After I told Violet about Teenie and Split World, I walked downstairs and spent the evening alone. It took me a while to find a place for the knife in the drawer, but in the end I decided to push it far to the back, away from the other objects. When I closed the drawer, I realized that the thing had helped to harden me to my task. I was no longer just looking for Mark. I wanted something more—exposure. I wanted to fill in the features of that missing face.
A couple of hours after Violet left home for Bill's studio, I was pressing a buzzer that read T.G./S.M. at 21 Franklin Street. To my surprise, I was immediately let in. A short, muscular boy wearing only a pair of shorts opened the steel door to Teddy Giles's fifth-floor loft. When the door was fully opened, I saw the boy's tanned body from every angle, and I saw myself, because all four walls of the entryway were mirrors.

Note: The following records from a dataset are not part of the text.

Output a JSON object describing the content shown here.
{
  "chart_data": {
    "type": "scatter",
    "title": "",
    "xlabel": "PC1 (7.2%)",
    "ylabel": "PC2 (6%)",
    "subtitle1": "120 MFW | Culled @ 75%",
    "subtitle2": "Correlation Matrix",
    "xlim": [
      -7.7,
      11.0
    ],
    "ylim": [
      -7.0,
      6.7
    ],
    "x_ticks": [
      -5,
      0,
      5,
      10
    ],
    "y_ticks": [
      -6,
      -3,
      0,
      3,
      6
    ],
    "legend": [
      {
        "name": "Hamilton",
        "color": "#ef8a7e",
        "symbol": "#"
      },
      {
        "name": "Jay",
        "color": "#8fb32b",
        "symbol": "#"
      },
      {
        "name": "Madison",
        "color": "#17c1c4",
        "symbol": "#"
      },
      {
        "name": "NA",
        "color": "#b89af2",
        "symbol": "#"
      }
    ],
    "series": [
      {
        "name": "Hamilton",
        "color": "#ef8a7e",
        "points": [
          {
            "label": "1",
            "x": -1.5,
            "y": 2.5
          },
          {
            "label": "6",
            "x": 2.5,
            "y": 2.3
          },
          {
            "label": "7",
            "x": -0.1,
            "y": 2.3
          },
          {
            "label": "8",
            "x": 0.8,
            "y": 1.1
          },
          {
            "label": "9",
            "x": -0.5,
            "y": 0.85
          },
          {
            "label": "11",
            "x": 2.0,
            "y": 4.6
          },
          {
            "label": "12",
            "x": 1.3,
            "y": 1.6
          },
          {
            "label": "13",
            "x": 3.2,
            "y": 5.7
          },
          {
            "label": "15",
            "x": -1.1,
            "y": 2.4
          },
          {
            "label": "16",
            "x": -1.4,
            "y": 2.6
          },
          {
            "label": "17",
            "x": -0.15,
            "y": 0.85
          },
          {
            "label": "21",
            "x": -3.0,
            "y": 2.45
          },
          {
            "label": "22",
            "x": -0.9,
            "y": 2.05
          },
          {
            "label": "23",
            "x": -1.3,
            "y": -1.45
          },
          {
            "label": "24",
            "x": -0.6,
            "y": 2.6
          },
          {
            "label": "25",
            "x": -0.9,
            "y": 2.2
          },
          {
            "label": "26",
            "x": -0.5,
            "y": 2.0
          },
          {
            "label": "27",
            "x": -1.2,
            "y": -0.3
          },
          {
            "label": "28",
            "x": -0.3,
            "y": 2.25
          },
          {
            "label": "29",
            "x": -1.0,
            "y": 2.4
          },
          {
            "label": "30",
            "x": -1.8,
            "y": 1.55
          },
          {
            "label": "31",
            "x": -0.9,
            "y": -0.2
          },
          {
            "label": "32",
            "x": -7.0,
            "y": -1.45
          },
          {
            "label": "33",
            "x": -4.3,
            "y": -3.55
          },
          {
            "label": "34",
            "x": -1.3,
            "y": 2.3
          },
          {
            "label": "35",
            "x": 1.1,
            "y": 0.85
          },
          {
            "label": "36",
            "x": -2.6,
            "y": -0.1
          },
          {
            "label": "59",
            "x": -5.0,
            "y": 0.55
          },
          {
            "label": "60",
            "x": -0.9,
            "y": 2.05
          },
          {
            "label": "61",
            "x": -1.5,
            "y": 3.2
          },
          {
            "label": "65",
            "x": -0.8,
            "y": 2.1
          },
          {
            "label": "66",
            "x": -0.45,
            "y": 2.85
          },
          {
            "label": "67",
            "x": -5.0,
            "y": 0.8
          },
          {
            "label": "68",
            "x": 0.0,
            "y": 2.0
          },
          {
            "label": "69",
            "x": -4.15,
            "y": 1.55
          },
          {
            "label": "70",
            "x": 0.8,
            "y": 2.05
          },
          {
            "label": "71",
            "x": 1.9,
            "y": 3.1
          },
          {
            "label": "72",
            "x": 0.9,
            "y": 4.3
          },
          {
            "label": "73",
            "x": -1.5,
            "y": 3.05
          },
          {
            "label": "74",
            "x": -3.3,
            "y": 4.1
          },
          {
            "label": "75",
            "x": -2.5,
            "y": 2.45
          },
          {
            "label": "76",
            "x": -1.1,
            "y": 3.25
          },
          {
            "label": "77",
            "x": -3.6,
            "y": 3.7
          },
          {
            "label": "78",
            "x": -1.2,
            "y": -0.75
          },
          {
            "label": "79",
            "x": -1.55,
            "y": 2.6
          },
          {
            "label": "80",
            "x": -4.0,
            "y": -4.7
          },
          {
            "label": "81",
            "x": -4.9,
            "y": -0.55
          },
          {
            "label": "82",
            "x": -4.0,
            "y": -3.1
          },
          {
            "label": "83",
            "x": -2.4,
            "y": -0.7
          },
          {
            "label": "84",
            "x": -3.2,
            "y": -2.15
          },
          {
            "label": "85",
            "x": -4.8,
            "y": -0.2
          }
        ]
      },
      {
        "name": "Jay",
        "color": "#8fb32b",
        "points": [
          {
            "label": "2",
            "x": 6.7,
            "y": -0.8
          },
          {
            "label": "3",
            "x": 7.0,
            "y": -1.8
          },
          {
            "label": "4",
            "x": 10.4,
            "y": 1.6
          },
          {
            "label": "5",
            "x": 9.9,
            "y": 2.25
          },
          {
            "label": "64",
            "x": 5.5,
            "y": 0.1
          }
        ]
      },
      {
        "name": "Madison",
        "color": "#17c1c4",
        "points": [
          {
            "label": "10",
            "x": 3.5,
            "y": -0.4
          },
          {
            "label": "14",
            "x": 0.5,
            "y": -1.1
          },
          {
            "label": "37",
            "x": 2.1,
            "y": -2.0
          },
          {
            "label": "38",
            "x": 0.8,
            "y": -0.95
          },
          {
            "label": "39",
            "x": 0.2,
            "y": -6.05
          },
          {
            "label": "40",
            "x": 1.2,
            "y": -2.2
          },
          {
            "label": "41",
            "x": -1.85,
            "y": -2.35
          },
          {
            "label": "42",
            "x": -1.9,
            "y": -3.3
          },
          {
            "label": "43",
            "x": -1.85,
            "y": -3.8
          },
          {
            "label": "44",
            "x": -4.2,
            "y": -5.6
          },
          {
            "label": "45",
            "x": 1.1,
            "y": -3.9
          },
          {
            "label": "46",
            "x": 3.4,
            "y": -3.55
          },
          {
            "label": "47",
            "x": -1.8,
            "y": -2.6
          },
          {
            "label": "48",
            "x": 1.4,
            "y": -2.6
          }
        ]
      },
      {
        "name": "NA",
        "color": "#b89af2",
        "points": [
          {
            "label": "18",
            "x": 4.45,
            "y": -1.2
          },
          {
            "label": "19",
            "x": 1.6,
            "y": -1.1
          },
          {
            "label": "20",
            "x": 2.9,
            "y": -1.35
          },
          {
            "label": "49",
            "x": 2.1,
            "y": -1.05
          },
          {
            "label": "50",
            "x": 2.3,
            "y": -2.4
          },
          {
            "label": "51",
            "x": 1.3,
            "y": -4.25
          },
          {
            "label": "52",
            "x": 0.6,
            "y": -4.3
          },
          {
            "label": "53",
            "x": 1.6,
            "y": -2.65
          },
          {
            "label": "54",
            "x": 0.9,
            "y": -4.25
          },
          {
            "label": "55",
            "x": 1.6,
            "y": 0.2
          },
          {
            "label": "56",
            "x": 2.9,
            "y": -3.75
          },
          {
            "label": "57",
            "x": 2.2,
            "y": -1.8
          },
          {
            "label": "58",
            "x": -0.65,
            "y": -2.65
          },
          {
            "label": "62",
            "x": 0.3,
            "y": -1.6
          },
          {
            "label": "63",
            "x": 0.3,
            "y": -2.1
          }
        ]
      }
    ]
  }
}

"I'm here to see Teddy Giles," I said.
"I think he's asleep."
"It's very important," I said.
The boy turned around, opened a mirror that turned out to be also a door, and vanished. To my right was a large room with an immense orange sofa and two voluminous chairs—one turquoise, the other purple. Everything in the room looked new: the floors, the walls, the light fixtures. As I studied the room, I realized that the phrase "new money" didn't begin to cover what I was looking at. These furnishings were the product of instant money—a few big sales converted into real estate so fast that the agents, lawyers, architect, and contractor must have found themselves breathless. The apartment smelled of cigarette smoke and, more vaguely, of garbage. A pink sweater and several pairs of women's shoes lay on the floor. There were no books in that room, but there were hundreds of magazines. Glossy art and fashion periodicals were stacked in tall piles on the single coffee table. More were spread out on the floor, and I noticed that some of their pages had been marked with yellow and pink Post-its. On the far wall were three enormous photographs of Giles. In the first, he was dressed as a man and was dancing with a woman who reminded me of Lana Turner in The Postman Always Rings Twice. In the second, he was in female persona, wearing a garish blond wig and a silver evening gown that hugged his artificial breasts and padded hips. In the third picture, Giles appeared to have gone to pieces by some visual trick and was eating the flesh of his own severed right arm. While I was studying the now familiar images, Giles appeared from behind the mirrored door. He was wearing a red silk Japanese kimono that looked authentic. The heavy silk made a noise as he walked toward me. He smiled. "Professor Hertzberg," he said. "To what do I owe this pleasure?"